Bir Kuzguncuk Romanı
Kuzguncuk’ta İsmet Baba
Meydanı’nda oturuyor ve boğazı izliyorum. Elimde bir bardak çay ve yanında
pastaneden alınmış bir dilim kek. Çantamdan
mavi bir kitap çıkarıyorum. Kapağında, az önce hayranlıkla bakarak hayallere daldığım manzara var, bir de tel
örgülere asılı bir çift Converse.
İstanbul, savaş ve gençlik
kitaptan kapağa taşıveriyor. Ve bir de ‘duygu’ dolu bir isim. Siz, aşk romanı
diyebilirsiniz ya da savaş, hiç sınıflandırmalara girmeden ‘hayatımın romanı’
diyenler de olacaktır. Oysa ben, ne kitaptaki karakterlere inanabildim, ne o
aşka kapıldım ne de iç savaşa. Bu romana ‘Kuzguncuk’ romanı diyeceğim. Benim
için ne Ada’nın ne de Tuna’nın, Kuzguncuk’un hikayesi ‘Kumral Ada Mavi Tuna’.
Bu nedenle benim için roman
kahramanı ne kendini beğenmiş, şımarık, bencil Ada’dır ne de kendi kişiliğini
bulmayı daha çocukken reddedip Aras ile Ada’nın gölgesine sığınan Tuna’dır. Ne
istediği her şeyi elde eden, yakışıklı, sempatik, dikkat çekici Aras ne de
hayatta her istediğini sessiz sessiz çalışarak elde eden Meriç’tir. Ne de olayları
birbirine katan, sadece bir katalizör görevi gören Aliye. Ben de çoğu okur gibi
Şair Doğan Gökay’ı sevdim ve onun Atilla İlhan’dan izler taşıdığına inandım.
Buket Uzuner bir yazısında Atilla İlhan için ‘Siz benim biraz imkansız
sevgilim, biraz babam ve biraz da arkadaşımsınız’ dediğimde ciddiydim.’ der.

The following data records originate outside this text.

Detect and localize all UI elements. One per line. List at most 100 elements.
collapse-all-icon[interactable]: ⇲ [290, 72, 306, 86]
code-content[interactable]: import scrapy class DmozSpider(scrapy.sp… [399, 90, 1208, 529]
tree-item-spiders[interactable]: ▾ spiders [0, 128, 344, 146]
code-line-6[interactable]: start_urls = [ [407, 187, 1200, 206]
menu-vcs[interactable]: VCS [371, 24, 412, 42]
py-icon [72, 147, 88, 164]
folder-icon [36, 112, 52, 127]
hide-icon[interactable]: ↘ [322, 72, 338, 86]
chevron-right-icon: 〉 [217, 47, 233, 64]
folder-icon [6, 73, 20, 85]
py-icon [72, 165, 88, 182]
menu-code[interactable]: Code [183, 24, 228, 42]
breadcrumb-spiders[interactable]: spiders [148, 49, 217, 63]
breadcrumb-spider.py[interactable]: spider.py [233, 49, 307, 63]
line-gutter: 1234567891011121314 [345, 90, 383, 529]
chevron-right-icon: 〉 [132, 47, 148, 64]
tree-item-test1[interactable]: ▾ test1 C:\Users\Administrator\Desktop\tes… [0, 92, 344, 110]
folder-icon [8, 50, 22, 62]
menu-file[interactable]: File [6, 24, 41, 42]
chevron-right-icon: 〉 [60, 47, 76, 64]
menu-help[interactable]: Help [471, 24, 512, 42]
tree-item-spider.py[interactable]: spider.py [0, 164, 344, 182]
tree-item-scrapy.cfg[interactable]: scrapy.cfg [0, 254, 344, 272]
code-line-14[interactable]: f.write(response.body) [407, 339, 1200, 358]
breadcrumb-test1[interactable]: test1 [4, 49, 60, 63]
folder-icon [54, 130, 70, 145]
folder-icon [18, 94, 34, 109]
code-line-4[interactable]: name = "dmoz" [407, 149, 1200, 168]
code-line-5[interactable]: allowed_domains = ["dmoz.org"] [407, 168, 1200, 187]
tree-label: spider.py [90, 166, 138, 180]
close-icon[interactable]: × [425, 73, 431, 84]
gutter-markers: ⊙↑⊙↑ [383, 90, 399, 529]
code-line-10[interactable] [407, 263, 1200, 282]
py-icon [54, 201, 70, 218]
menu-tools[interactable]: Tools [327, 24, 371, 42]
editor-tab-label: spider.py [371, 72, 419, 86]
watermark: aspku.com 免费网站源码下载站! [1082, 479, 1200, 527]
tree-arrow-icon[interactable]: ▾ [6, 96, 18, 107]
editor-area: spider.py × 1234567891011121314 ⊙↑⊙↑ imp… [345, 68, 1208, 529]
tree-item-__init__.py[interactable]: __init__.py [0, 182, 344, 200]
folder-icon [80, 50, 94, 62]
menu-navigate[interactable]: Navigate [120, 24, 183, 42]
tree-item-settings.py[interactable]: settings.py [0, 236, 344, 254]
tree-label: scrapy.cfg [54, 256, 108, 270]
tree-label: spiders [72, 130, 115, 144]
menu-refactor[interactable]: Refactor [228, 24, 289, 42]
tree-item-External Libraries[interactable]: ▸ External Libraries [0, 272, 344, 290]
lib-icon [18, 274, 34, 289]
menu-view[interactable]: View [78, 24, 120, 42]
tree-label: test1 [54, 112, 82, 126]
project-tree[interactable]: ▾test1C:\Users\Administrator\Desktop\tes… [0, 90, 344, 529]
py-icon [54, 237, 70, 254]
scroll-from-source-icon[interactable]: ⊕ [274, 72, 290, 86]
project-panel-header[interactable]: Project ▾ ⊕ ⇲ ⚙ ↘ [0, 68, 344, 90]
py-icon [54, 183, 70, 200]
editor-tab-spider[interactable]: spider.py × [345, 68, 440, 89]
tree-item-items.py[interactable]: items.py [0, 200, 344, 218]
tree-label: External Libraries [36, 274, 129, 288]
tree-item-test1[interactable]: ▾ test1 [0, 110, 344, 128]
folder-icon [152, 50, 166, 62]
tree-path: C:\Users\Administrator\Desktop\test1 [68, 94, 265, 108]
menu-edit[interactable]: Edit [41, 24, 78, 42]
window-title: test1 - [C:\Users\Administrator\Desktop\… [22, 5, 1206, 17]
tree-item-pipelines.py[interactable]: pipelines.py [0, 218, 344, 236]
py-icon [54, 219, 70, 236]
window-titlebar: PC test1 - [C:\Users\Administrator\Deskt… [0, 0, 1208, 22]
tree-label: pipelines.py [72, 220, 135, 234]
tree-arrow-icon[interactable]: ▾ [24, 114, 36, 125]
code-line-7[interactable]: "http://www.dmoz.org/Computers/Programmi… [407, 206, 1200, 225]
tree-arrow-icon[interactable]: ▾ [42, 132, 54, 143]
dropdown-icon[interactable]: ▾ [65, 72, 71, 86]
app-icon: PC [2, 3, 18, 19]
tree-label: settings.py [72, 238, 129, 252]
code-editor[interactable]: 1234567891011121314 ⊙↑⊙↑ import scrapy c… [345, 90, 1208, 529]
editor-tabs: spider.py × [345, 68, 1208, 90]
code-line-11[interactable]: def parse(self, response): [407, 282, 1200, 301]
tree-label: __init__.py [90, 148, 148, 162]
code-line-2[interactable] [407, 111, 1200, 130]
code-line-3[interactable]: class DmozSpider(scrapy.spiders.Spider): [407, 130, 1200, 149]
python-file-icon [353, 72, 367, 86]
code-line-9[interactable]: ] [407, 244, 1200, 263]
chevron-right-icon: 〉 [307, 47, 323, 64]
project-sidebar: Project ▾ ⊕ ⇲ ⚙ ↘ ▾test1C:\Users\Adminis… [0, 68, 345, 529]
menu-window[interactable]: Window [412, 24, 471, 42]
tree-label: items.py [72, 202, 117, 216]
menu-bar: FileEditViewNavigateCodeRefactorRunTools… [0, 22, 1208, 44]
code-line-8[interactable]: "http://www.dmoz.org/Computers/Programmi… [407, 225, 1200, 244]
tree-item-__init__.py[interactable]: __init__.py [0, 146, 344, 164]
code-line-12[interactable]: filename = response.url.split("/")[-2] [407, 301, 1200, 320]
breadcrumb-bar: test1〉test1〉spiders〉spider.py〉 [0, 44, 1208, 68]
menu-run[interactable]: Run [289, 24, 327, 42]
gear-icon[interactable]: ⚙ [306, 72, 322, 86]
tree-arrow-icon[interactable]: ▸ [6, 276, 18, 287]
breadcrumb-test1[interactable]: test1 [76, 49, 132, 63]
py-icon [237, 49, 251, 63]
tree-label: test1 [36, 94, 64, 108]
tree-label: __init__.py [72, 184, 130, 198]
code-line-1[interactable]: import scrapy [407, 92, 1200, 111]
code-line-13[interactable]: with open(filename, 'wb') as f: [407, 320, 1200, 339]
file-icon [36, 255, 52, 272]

Ada için de dayısı şair Doğan Gökay öyledir. Gerçi Buket Uzuner ‘Ada mısınız?’
diye soranlara ‘Hayır Tuna’yım’ der. Bence Buket Uzuner ne Ada’dır ne de ‘Tuna’
gezmeyi, okumayı ve yazmayı sevenlerden yani; ‘Çok gezen mi bilir çok okuyan
mı?’ sorusunu geçersiz kılanlardan, kıskandıklarımdandır. İstanbul aşığı olarak
nereyi seçeceğini iyi biliyor ve ben de bir Kuzguncuk aşığı olarak, kitabı okuduktan
sonra Kuzguncuk’a gelenlerin aksine Kuzguncuk’ a geldiğim ilk gün bu kitabı
okumaya karar veriyorum. Okuduğum gibi de yazmaya. Paylaşmaya...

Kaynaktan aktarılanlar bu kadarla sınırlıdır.